Il continue d'apprendre en autodidacte. Il est vendeur dans un video club, le « video archive », où il connaît une période de félicité, puisqu'il vit totalement au milieu de sa passion, dort dans la boutique, voit tous les films qu'il peut à une cadence infernale. Il est certes totalement fauché mais il est heureux. Comme tous les passionnés qui se cherchent encore, seule sa passion l'emporte. Il est boulimique et développe sa vision du cinéma, hors des conventions et des films à Oscars, adorant Tony Scott, Stanley Kubrick, Brian de Palma, John Woo, Sergio Leone et Howard Hawks sans distinction. Il constitue sa base cinéphile. Avec le peu d'argent qu'il gagne et sa passion en bandoulière, il passe ses week end à faire son premier film, engloutissant toute son énergie à apprendre comment on met en scène. Celui-là ne sortirait jamais.

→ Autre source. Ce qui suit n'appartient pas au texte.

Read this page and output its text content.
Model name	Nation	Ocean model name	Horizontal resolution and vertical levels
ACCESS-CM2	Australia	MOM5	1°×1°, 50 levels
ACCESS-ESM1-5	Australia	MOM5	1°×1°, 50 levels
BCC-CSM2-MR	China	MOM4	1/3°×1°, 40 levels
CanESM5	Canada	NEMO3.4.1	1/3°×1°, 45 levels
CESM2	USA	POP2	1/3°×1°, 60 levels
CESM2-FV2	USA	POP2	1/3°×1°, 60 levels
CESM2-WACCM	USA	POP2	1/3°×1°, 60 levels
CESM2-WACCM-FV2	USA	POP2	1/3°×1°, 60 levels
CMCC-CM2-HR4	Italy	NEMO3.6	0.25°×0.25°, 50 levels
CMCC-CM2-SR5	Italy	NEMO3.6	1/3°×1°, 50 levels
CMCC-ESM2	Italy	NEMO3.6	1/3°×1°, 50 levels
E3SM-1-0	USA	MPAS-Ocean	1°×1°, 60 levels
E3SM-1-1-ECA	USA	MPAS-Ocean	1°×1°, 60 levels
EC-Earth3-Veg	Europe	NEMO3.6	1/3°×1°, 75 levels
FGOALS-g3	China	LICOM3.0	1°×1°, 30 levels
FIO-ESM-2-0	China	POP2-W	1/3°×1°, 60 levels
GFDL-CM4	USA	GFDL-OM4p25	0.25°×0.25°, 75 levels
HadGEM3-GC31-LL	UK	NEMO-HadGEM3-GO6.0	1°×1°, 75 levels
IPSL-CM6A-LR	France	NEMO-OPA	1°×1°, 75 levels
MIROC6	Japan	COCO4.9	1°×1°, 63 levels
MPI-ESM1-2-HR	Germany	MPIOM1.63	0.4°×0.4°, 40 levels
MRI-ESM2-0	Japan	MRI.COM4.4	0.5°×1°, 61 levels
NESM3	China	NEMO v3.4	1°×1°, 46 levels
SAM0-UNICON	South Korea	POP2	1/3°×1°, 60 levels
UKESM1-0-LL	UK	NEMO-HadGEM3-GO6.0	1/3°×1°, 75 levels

Mais Quentin sait qu'il tient là sa voie, sa mission de justicier solitaire de tous les geeks qui respirent cinéma, parlent cinéma, bouffent cinéma (souvent loin du bon goût communément admis mais avec un jugement sûr et des opinions bien tranchées sur cet unique sujet). Pour lui, ça sera ça ou rien, car hors de cela, il n'y a rien. Dévoré par sa passion, il écrit à 25 ans un script intitulé True Romance (lui qui, à l'époque, n'a jamais vraiment eu de copine). Il sait que c'est là, qu'il tient son style, sa porte de sortie, son rêve. Et il est bien le seul à y croire. Pendant cinq ans, il va livrer l'âpre bataille de l'auteur qui voit son oeuvre incomprise partout, rejetée, refusée poliment car elle échappe aux formes habituelles et au structures imposées, on en déduit donc qu'il n'y connaît rien et on ne mise rien sur lui. Totalement frustré et amer, il écrit un autre script, Tueurs nés, qui éveille la même indifférence. Il est alors prêt à les vendre à qui en voudra, ne serait-ce que pour prouver qu'il est un auteur. Puis True Romance trouve preneur. Après quelques péripéties, Tony Scott en vient à lire le scenario de notre auteur obstiné et s'attache fort au projet. Et le train est lancé, Quentin Tarantino est devenu un auteur et jouit enfin d'une certaine reconnaissance.